Wes Jackson, of the Land Institute, coined the term, but believes that agriculture is inherently destructive, flying in the face of most historians who credit agriculture for being the basis for civilization as we know it. Jackson claims success in more or less letting his prairie land ecologically adapt itself into growing crops without removing the so-called ecological capital of the soil. This sort of prattle garners him many celebrity friends, and not surprisingly, he is also against capitalism, even if he is not above accepting grants and donations from plenty of folks who made their money that way.

Strangely absent in most treatments on sustainable agriculture is much concern with actually feeding people—especially poor people.

No doubt, pressure from agricultural environmentalists has forced suppliers to come up with better and safer pesticides and herbicides. One such product is the herbicide mesotrione, sold under the trade name Callisto. Mesotrione was first EPA registered in 2001, and is safe and environmentally friendly enough to not even merit a mention by the Pesticide Action Network—a group that is not overly sympathetic to the ag chemical industry.

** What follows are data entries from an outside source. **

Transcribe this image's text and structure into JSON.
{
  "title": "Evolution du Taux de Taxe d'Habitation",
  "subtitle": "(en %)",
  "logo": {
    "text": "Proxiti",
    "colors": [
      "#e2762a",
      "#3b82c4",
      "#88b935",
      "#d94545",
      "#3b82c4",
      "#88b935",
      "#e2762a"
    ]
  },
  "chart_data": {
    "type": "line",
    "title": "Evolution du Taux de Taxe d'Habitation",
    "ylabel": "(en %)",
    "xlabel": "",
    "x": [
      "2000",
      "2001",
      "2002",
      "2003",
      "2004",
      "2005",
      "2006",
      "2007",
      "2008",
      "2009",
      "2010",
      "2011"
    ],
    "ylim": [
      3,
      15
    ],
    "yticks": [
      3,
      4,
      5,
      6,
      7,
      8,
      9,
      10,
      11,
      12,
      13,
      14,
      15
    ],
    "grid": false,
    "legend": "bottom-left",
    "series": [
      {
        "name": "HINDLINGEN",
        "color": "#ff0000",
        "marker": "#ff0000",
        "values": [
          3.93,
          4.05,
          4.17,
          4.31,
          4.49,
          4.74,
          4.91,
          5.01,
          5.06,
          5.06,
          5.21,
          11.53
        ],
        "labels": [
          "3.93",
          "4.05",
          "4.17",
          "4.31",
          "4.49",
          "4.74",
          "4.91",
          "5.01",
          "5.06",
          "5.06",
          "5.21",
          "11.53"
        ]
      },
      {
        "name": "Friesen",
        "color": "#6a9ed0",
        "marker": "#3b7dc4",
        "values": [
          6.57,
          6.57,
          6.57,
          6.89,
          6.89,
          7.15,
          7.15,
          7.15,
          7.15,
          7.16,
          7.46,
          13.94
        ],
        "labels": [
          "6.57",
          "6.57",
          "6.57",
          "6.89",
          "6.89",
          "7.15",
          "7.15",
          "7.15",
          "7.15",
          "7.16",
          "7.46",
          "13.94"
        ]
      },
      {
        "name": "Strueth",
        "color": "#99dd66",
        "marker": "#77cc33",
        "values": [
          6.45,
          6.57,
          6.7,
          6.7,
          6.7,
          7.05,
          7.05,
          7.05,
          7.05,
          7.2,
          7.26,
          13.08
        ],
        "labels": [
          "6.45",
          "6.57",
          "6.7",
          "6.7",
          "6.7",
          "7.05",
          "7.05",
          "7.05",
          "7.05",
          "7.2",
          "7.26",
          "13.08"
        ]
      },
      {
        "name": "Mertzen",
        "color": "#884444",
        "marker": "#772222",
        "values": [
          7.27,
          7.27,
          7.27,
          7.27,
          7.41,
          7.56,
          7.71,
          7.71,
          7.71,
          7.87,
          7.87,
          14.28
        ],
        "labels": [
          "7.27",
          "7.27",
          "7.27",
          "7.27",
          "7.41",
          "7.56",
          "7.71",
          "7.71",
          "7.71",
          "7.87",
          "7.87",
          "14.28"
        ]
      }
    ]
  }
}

As it happens, the development of mesotrione derived from a scientist observing that weeds did not grow around a bottlebrush plant near his home. He determined that the natural herbicide was the chemical leptospermone, and further work led to the synthesis of mesotrione, a closely related compound, but one that is a more potent herbicide.

Mesotrione is currently labeled for pre-emergence and post-emergence control of broadleaf and grass weeds in corn (maize). Corn is one of the few vegetable sources of zeaxanthin—a carotenoid—said to be protective against the common eye disease of macular degeneration—a leading cause of blindness.

Inasmuch as mesotrione’s mechanism of action interrupts essential carotenoid biosynthesis in the weeds—although corn can withstand this—researcher Dean Kopsell and team examined whether mesotrione would have some impact on the accumulation of carotenoid nutrients in the developing corn kernels.

Their work, entitled “Increase in Nutritionally Important Sweet Corn Kernel Carotenoids following Mesotrione and Atrazine Applications” was web-published on June 19, 2009 in the Journal of Agricultural and Food Chemistry.

Three varieties of sweet corn plants were exposed to mesotrione and a combination of mesotrione and atrazine (an herbicide often used in a mixture with mesotrione). The corn varieties or cultivars tested have the exotic trade names Merit, Temptation, and Incredible.

Carotenoid assays were were run on mature plants, harvested at 45 days (Temptation) and 56 days (Merit, Incredible) after treatment, and results were compared to an untreated control group. In virtually all cases, carotenoid levels increased in the treated corn. In the group treated with the combination of mesotrione and atrazine at an early stage, the levels of lutein and zeaxanthin jumped by more than 15 percent.

The authors hypothesize that this effect may be due to the plants up-regulating the production of these carotenoids, in response to a temporary stress from the mesotrione.

Kopsell et al. note that these results further emphasize the ability to enhance valuable phytochemicals in crop plants through careful management of cultural growing practices.

If the mission is the feeding and better health of a hungry world, Kopsell’s approach sure makes more sense than Wes Jackson’s.